While some XML databases allow documents that are gigabytes or even
terabytes in size, CouchDB documents are meant to be individually held
in-memory. And while both operate on documents, the query and access
models differ greatly. It might be that XML or relational database is
a better fit for your app.
-Damien
On Nov 13, 2008, at 12:14 PM, Michael Ramirez wrote:
If I begin breaking up my documents into related documents aren't I
just creating a relational database?
Michael
----- Original Message ----
From: Damien Katz <[EMAIL PROTECTED]>
To: couchdb-user@incubator.apache.org
Sent: Thursday, November 13, 2008 10:00:44 AM
Subject: Re: Document Updates
I was planning on something similar this for field and attachment
level replication, where only the fields or attachments that are
changed are replicated. With the scheme I'm thinking of, it's
possible to have it incremental at any nested level of the doc tree,
but I'm not sure the extra overhead is worth doing it beyond the
root fields.
However, Michael's concern of the document getting larger and the
app getting slower still applies, the document must still be loaded
into memory on the server and the diffs applied, and the complete
doc will need to be loaded into memory for view indexing too.

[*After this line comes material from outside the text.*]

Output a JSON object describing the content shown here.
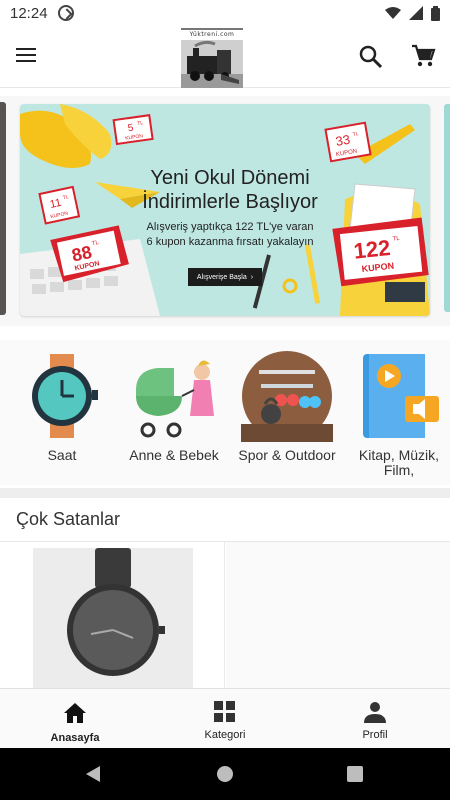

Michael, regardless of the diff updates, I'm thinking you need to
break you document up into multiple documents.
-Damien
On Nov 13, 2008, at 11:40 AM, Ayende Rahien wrote:
I think that this should be pretty easily done using:
a) well defined pretty format output
b) standard diff
The reason for (a) is that you need this to get line breaks, which
are
critical to diffing correctly.
On Thu, Nov 13, 2008 at 6:38 PM, Noah Slater <[EMAIL PROTECTED]>
wrote:
On Thu, Nov 13, 2008 at 08:30:17AM -0800, Michael Ramirez wrote:
Will this cause bandwidth issues when updating large documents if
only a
single field changes. I am afraid that as my documents grow
larger my app
gets
slower.
I for one am interested to hear JSON diff proposals. I think this
would
make a
great addition to CouchDB. As best I can tell, this should really
be done
as an
external standardisation effort so the whole community could
benifit. I
don't
think using JavaScript to set the document attributes is a very good
solution to
this. An entirely new Media Type is needed, IMHO.